# Fluorine is so reactive that it forms compounds with materials inert to other treatments. When 0.455g of platinum is heated in fluorine, 0.721g of a dark red, volatile solid forms. When 0.372g of this red solid reacts with 0.158g of xenon gas, 0.53g of an orange-yellow solid forms. What is the empirical formula of this product, the first to contain a noble gas?

In the first step, fluorine gas is added to platinum metal.  The mass of the product has increased, thus fluorine atoms have added to the platinum metal.  Fluorine gas is F2, so the general reaction can be written below:

Pt + F2 --> PtF

What we need to find out is how many fluorines added to the metal.  The atomic weight of Pt is 195.08 and we started with 0.455 g of it, so let's convert that to moles.

0.455 g * (mole/195.08 g) = 0.0023 moles Pt

Now we know that the added mass to form the product comes entirely from fluorine atoms.  The mass difference is 0.721-0.455=0.266 g.  The atomic weight of fluorine is 19 so we can convert that to moles too.

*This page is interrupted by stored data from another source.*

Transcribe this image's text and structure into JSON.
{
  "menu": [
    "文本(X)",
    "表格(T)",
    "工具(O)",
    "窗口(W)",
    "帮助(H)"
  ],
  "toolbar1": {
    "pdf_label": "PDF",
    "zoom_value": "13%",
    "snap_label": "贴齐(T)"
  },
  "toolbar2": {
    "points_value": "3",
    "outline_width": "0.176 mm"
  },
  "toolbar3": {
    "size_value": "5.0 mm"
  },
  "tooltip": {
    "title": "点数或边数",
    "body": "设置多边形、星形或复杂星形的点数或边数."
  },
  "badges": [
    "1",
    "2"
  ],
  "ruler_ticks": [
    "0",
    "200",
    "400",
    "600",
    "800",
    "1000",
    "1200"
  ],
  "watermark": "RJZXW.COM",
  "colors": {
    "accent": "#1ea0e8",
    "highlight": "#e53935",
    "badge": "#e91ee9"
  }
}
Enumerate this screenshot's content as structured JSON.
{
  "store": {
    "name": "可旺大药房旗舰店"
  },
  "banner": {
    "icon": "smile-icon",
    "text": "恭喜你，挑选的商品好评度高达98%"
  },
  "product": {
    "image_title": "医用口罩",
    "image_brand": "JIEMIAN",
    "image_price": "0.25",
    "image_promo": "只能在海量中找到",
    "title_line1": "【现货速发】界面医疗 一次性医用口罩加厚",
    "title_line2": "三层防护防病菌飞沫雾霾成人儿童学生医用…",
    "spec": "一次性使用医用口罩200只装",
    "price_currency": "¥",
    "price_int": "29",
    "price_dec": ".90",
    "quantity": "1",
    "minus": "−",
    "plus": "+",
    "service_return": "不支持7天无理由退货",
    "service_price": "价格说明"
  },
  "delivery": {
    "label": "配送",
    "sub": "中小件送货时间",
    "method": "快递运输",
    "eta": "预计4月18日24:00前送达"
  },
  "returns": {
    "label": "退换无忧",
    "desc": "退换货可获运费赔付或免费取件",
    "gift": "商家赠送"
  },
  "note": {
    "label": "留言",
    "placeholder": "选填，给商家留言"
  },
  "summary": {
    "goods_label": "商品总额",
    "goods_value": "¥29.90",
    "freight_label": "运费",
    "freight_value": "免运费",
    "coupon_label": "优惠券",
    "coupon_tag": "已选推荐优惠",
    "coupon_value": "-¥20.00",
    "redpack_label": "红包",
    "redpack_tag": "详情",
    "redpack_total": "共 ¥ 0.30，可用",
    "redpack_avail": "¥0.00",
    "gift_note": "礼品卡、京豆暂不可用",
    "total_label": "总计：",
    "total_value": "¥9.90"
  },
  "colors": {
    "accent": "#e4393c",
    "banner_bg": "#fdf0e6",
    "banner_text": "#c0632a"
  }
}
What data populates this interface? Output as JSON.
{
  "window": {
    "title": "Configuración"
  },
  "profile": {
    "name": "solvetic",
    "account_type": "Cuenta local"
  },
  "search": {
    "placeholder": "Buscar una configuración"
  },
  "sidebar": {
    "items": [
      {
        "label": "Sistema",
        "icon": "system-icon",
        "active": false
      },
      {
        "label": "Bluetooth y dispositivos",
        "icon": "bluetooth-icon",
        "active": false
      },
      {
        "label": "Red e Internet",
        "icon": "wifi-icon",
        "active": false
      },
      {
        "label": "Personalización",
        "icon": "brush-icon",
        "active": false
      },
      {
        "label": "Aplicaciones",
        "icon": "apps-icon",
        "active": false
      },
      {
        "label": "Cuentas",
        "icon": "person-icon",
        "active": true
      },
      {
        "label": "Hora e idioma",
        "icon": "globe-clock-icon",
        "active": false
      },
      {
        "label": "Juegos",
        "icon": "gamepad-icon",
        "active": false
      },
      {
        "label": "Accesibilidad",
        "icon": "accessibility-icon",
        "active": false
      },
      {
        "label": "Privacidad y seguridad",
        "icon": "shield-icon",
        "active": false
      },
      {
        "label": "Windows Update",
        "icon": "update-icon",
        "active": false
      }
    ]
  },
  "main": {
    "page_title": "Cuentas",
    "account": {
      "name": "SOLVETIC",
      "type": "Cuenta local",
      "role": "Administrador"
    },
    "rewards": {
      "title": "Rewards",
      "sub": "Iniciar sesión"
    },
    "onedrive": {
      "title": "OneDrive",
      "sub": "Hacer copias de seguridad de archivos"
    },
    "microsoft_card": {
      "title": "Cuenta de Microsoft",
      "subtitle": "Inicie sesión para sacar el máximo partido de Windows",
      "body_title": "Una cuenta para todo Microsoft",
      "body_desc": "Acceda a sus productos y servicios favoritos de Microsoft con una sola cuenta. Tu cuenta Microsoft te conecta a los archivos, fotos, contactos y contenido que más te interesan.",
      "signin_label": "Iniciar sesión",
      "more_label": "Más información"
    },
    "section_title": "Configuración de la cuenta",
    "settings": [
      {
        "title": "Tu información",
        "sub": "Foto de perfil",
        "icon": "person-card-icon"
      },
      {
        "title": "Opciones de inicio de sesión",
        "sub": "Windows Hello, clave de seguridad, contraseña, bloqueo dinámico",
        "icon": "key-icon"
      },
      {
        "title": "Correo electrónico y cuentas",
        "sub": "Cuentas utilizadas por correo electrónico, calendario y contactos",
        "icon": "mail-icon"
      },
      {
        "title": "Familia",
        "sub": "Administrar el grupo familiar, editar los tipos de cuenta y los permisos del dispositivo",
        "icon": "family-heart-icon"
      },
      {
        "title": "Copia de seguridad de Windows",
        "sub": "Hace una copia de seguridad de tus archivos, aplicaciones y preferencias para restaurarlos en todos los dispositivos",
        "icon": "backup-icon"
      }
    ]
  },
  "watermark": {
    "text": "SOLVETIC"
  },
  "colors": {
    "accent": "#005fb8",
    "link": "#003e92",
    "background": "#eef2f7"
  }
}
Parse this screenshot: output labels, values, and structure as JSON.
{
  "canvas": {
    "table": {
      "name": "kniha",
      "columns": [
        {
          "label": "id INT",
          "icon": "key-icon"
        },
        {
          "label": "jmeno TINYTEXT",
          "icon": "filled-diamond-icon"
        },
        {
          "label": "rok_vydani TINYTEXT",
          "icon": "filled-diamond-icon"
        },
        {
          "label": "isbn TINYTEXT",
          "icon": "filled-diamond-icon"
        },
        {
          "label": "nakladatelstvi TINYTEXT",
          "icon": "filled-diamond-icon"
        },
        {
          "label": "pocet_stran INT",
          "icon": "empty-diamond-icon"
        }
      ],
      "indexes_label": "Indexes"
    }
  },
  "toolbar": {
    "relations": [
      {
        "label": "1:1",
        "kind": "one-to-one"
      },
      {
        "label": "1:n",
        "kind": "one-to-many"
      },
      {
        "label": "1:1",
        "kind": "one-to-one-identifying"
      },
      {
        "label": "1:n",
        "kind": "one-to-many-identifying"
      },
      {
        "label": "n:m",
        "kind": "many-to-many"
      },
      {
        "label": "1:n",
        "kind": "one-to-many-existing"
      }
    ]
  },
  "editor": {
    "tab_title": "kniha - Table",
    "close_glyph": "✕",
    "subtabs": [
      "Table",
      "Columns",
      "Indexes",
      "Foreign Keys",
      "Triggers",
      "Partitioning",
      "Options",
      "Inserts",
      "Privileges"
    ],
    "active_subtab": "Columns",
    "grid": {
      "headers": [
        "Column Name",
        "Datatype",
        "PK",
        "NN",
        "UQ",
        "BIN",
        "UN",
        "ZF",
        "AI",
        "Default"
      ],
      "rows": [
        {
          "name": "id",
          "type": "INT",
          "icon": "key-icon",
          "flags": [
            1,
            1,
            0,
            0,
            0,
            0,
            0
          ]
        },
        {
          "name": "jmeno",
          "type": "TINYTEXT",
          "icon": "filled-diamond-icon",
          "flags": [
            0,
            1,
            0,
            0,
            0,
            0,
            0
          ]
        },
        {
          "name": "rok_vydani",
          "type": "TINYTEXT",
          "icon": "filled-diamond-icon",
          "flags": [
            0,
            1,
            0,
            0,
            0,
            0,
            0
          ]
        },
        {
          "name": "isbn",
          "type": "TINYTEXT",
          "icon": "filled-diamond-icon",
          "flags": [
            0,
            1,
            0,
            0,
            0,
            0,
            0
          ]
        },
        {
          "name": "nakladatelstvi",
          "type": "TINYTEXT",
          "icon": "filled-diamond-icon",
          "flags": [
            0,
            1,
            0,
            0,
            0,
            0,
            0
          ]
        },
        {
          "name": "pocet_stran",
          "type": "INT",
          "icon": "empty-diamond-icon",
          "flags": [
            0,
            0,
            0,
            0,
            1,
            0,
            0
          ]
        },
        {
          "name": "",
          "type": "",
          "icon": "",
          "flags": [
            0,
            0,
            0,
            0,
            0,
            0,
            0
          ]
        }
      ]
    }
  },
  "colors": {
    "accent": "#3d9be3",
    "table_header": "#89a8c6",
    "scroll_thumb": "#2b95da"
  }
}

0.266 g * (mole/19 g) = 0.014 moles F

If we divide the two molar values:

0.014/0.0023 = 6.08

This value is approximately equal to 6, so we have 6 times as many moles of F as we do Pt.  This means the the empirical formula for the product is PtF6, meaning that 3 equivalents of F2 was added.  The balanced equation is shown below:

Pt + 3F2 --> PtF6

Now let's look at the second reaction.  The PtF6 is added to xenon gas (Xe) and the product gains mass.  So some amount of Xe is added to the PtF6.  Lets divide the mass of each by the molecular weights as before to get moles that we can directly compare with each other.

0.372 g PtF6 (mole/309.08 g) = 0.0012 moles PtF6

0.158 g Xe (mole/131.29 g) = 0.0012 moles Xe

So they add together in a 1 to 1 molar fashion.  This is shown in the equation below:

PtF6 + Xe --> XePtF6

The empirical formula of the product is XePtF6.  It is called xenon hexafluoroplatinate and it was first made in 1962 by Neil Bartlett.